SAO PAULO: A Brazilian presidential candidate on Thursday accused his far-right adversary of illegal campaign practices for allegedly allowing friendly businessmen to secretly pay to spread slanderous messages.
The accusations by left-leaning Fernando Haddad follow a report published by the newspaper Folha de S.Paulo saying businessmen linked to Congressman Jair Bolsonaro allegedly bankrolled the spread of fake news on the WhatsApp messaging service to benefit his candidacy. The article said a blast message campaign was planned for the week before the Oct. 28 runoff.
In a series of tweets, Bolsonaro, who is the front-runner in opinion polls, said any support of businessmen was voluntary. Gustavo Bebbiano, the chairman of Bolsonaro’s Social Liberal Party, denied receiving illegal donations.

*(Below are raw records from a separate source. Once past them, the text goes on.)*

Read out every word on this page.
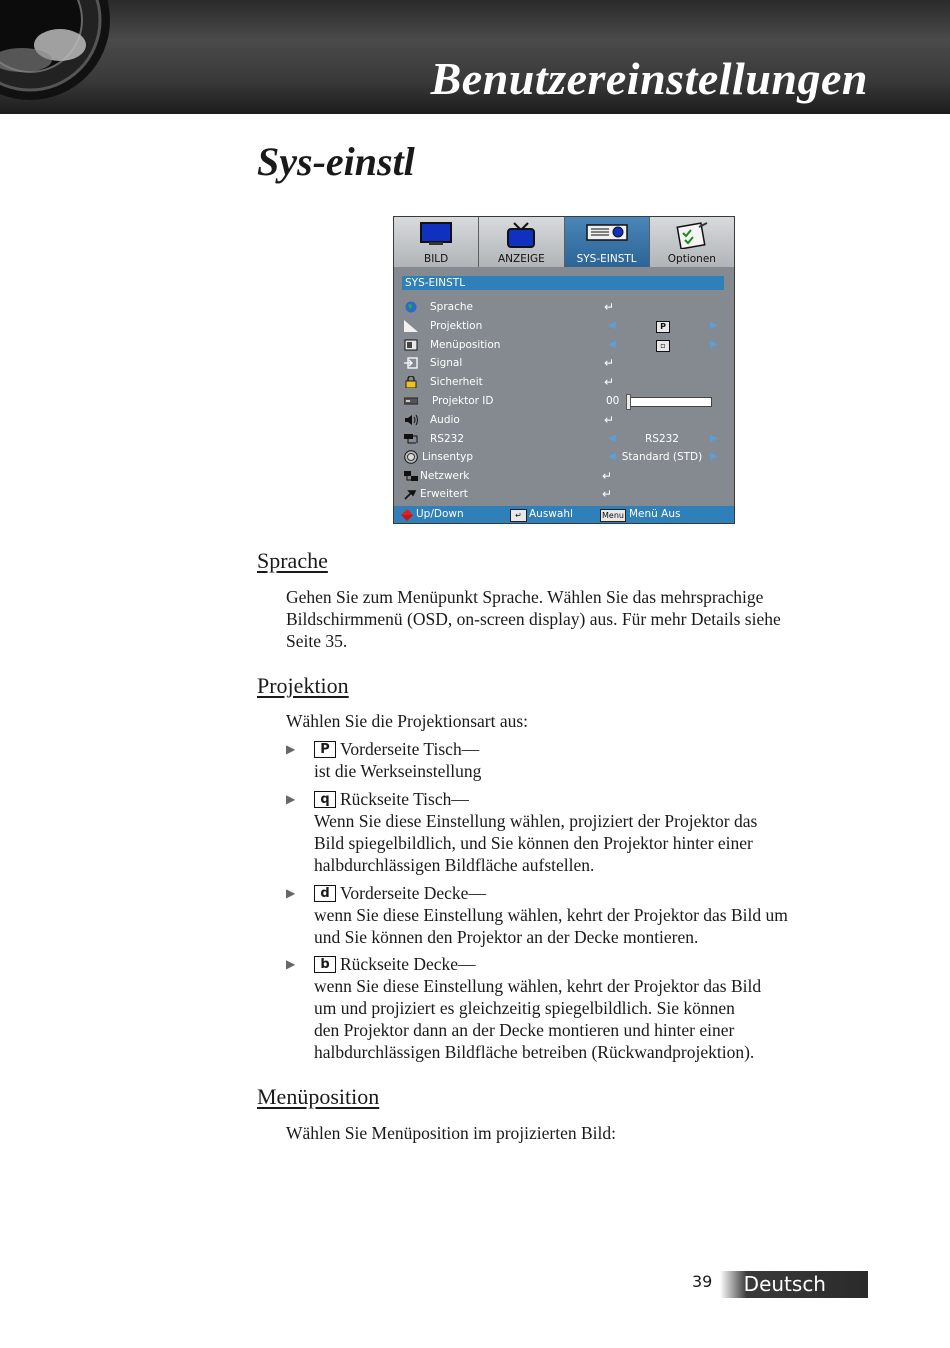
Benutzereinstellungen
Sys-einstl
BILD	ANZEIGE	SYS-EINSTL	Optionen
SYS-EINSTL
Sprache	↵
Projektion	◀	P	▶
Menüposition	◀	▫	▶
Signal	↵
Sicherheit	↵
Projektor ID	00
Audio	↵
RS232	◀	RS232	▶
Linsentyp	◀ Standard (STD) ▶
Netzwerk	↵
Erweitert	↵
Up/Down	↵ Auswahl	Menu Menü Aus
Sprache
Gehen Sie zum Menüpunkt Sprache. Wählen Sie das mehrsprachige
Bildschirmmenü (OSD, on-screen display) aus. Für mehr Details siehe
Seite 35.
Projektion
Wählen Sie die Projektionsart aus:
▶	P Vorderseite Tisch—
ist die Werkseinstellung
▶	q Rückseite Tisch—
Wenn Sie diese Einstellung wählen, projiziert der Projektor das
Bild spiegelbildlich, und Sie können den Projektor hinter einer
halbdurchlässigen Bildfläche aufstellen.
▶	d Vorderseite Decke—
wenn Sie diese Einstellung wählen, kehrt der Projektor das Bild um
und Sie können den Projektor an der Decke montieren.
▶	b Rückseite Decke—
wenn Sie diese Einstellung wählen, kehrt der Projektor das Bild
um und projiziert es gleichzeitig spiegelbildlich. Sie können
den Projektor dann an der Decke montieren und hinter einer
halbdurchlässigen Bildfläche betreiben (Rückwandprojektion).
Menüposition
Wählen Sie Menüposition im projizierten Bild:
Deutsch
39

“Every donation made until this day, no matter if it is our party or our candidate’s campaign, comes from resources donated to our platform, accordingly with legislation,” Bebbiano said
Haddad, who was hand-picked by jailed former President Luiz Inacio Lula da Silva, said he has leads for the federal police to follow, but did not reveal names. He later asked Brazil’s top court to start an investigation, and he said he might take the case to the Organization of American States.
“There has been a criminal organization of businessmen which used illegal campaign financing to promote this candidacy and tamper with the election in the first round (on Oct. 7). And they want to do it again in the runoff,” Haddad said. “We estimate that hundreds of thousands of messages, all fake, were sent to voters to suggest they voted for my rival.”
Paying for the blast-messaging, if true, could be a violation of Brazil’s campaign finance laws since companies are barred from giving money to candidates, electoral lawyer Erick Pereira said.
“But there is still need for robust evidence, which is not here at this moment,” Pereira added.
The Folha article mentioned businessman Luciano Hang, who owns the Havan department store, as one of the contributors. It also mentioned a handful of marketing companies that allegedly received money to do the blast messaging.
In an emailed statement, the Havan chain said the newspaper “published fake news with a clear ideological slant,” adding it would sue over the article.
At Yacows, an Internet marketing service mentioned in the article, a person answered the phone and said there would be no comment because the company did not engage in spreading messages.
The other companies mentioned in the article didn’t answer their phones Thursday afternoon.
In his tweet, Bolsonaro said Haddad’s campaign was trying to change the subject.
“The Workers’ Party is not being affected by fake news, it is affected by the truth,” Bolsonaro wrote. “They stole the population’s money, were arrested, confronted the judiciary, disrespected families and made the country sink into violence and chaos.”
On Thursday, a Datafolha poll said Bolsonaro keeps a comfortable advantage over Haddad, with 59 percent support against his adversary’s 41 percent. The polling firm said it interviewed 9,137 voters Wednesday and Thursday and the poll had a margin of error of two percentage points.